Bien que les bombardements ne dussent cibler que la zone portuaire, les erreurs du commandement, la maladresse et la précipitation des pilotes, soumis au feu roulant des batteries, avaient dispersé les frappes et transformé la ville en un patchwork de destructions mortelles. Quelques dizaines de mètres auraient suffi pour que notre lycée soit épargné, mais il avait été complétement soufflé.

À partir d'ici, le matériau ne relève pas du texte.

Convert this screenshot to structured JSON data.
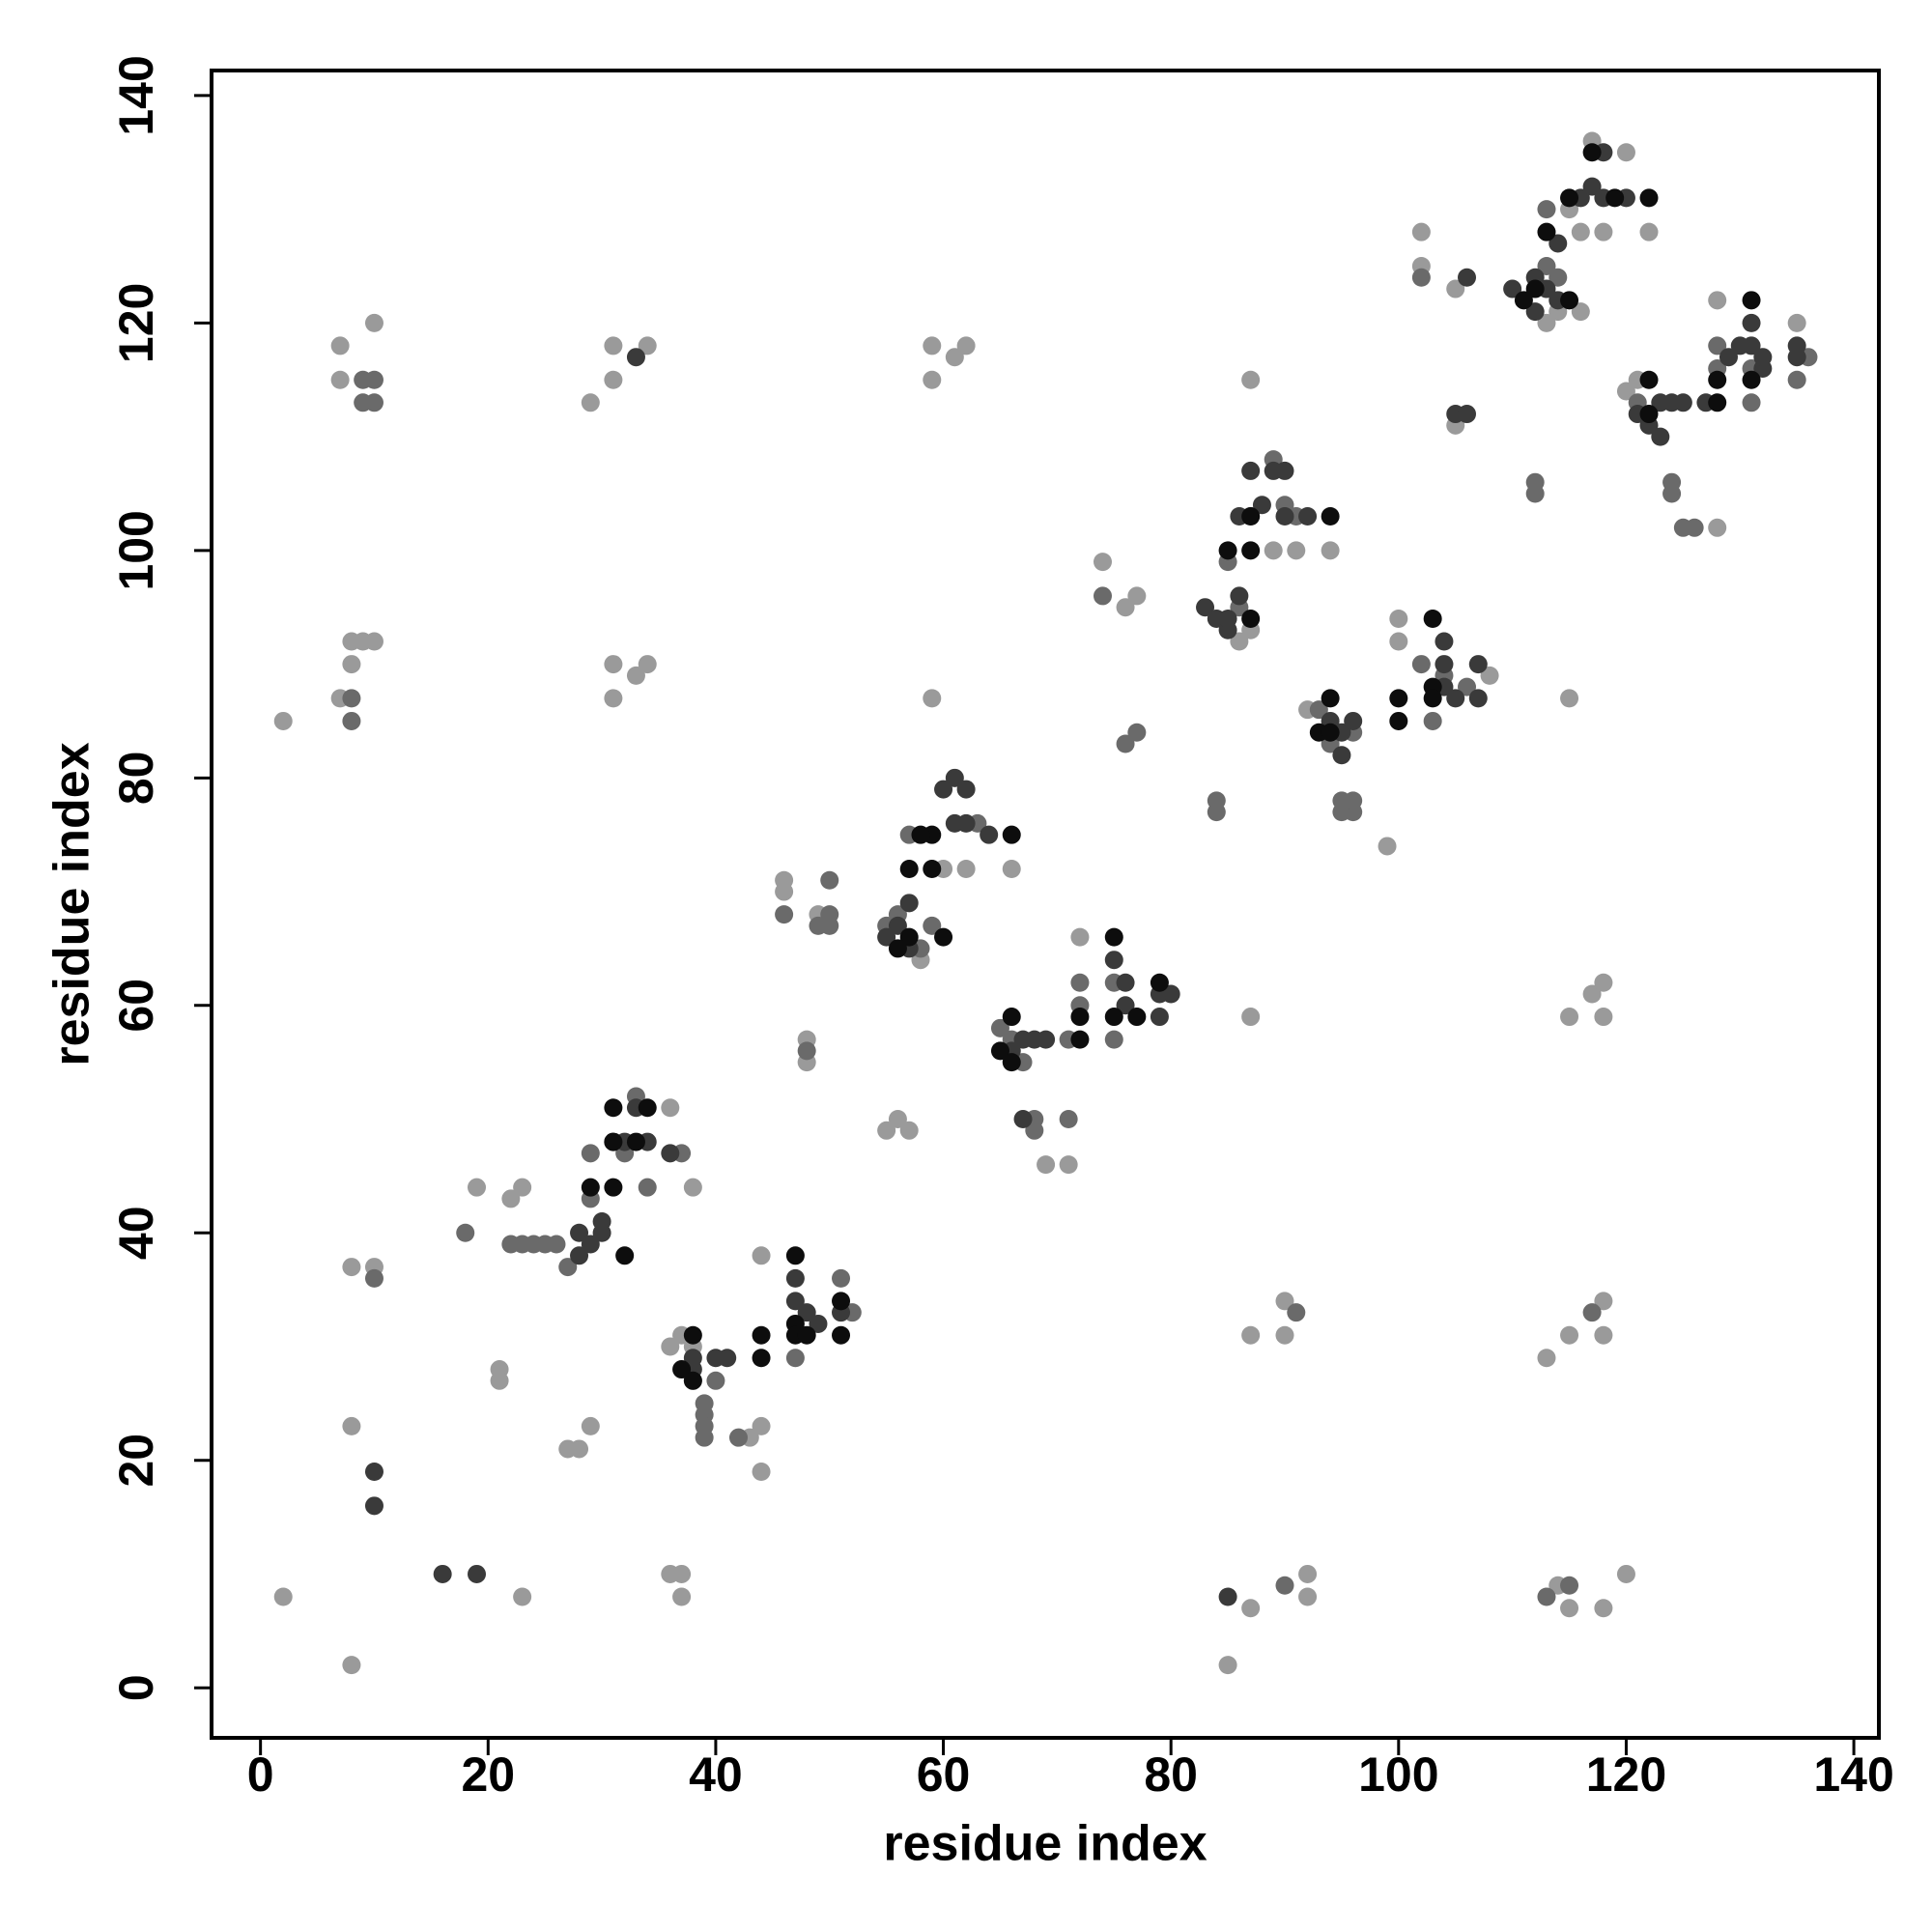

Dix ans après, le provisoire de sa reconstruction commençait à faire désordre dans la cité renaissante, mais cette permanence de l’éphémère, cet aspect transitoire qui durait, convenait à notre adolescence bousculée par l’Histoire.

Au soir des vacances d’été, Gwenaëlle, sous le prétexte fallacieux qu’elle devait vérifier si elle n’avait rien oublié, s’installa sur le muret qui séparait la rue de la chiche pelouse des immeubles récemment reconstruits et me fit signe de m’asseoir auprès d’elle, ce qui n’étonna personne tellement il était évident que nous étions «ensemble». Évidemment, au temps de notre jeunesse, cette locution n’avait rien de la connotation légèrement impudique qu’elle a prise aujourd’hui sur les médias prétendument sociaux.

— Tiens, cache ça, c’est pour toi, dit-elle en me tendant un paquet de crêpes artisanales.

Autant l’avouer franchement, c’est à peine si je savais que ça existait. Nous, les crêpes, on ne les achetait pas; c’est Man Anna qui les faisait. Bon, les cassaves de manioc, il est probable que Man Gabou lui en avait transmis le secret, mais la bonne crêpe de froment, dégoulinante de beurre salé, orgueil des ménagères du pays d’ici, ce n’était absolument pas dans ses gènes. Eh bien, je vais vous le dire: question crêpes, de toutes les mamans des copains, et je suis bien placé pour le savoir, Man Anna était la meilleure crêpière. Ces crêpes dépassaient de loin celles des man-goz les plus réputées du quartier et je me demande encore qui donc avait pu lui passer le secret. Cela se transmet de fille à fille, de génération à génération au pays d’ici. Or, elle venait du pays là-bas et notre famille du pays d’ici nous tenait à distance respectable, du moins à ce que j’ai compris. Bon, même pour fariner les poissons avant de les faire frire, il arrivait souvent que la farine manquât. Certes, les œufs, le beurre, ça s’échangeait entre voisine pour un peu de café ou de sel, mais le lait, qui se mesurait encore chez l’épicier, c’était encore précieux et il en fallait beaucoup pour une grande famille. Vous savez, la négligence, le manque de respect, le «après moi le déluge», ça ne date pas de notre époque et si on n’était pas encore saturé de plastique, ce n’est pas les canettes de bière, les bouteilles étoilées, les litrons de pinards, où les flacons de n’importe quoi qui manquaient dans les hautes herbes. Or, le verre était rare et tout était consigné. Alors, Man Anna me filait son panier en osier et vous connaissez la suite. Ah, les montagnes de crêpes que Man Anna déposait au milieu de la table! Le parfum qui s’en échappait me payait largement de ma quête humiliante. Aussi, j’ai presque honte de le dire, quand Gwenaëlle me tendit ses crêpes sous emballage, j’ai dû me forcer un peu pour masquer mon étonnement, même si elle ajouta dans un sourire que je ne lui connaissais pas:

— Quand tu les mangeras — elle ne dit pas déguster, mais presque —, tu penseras à moi.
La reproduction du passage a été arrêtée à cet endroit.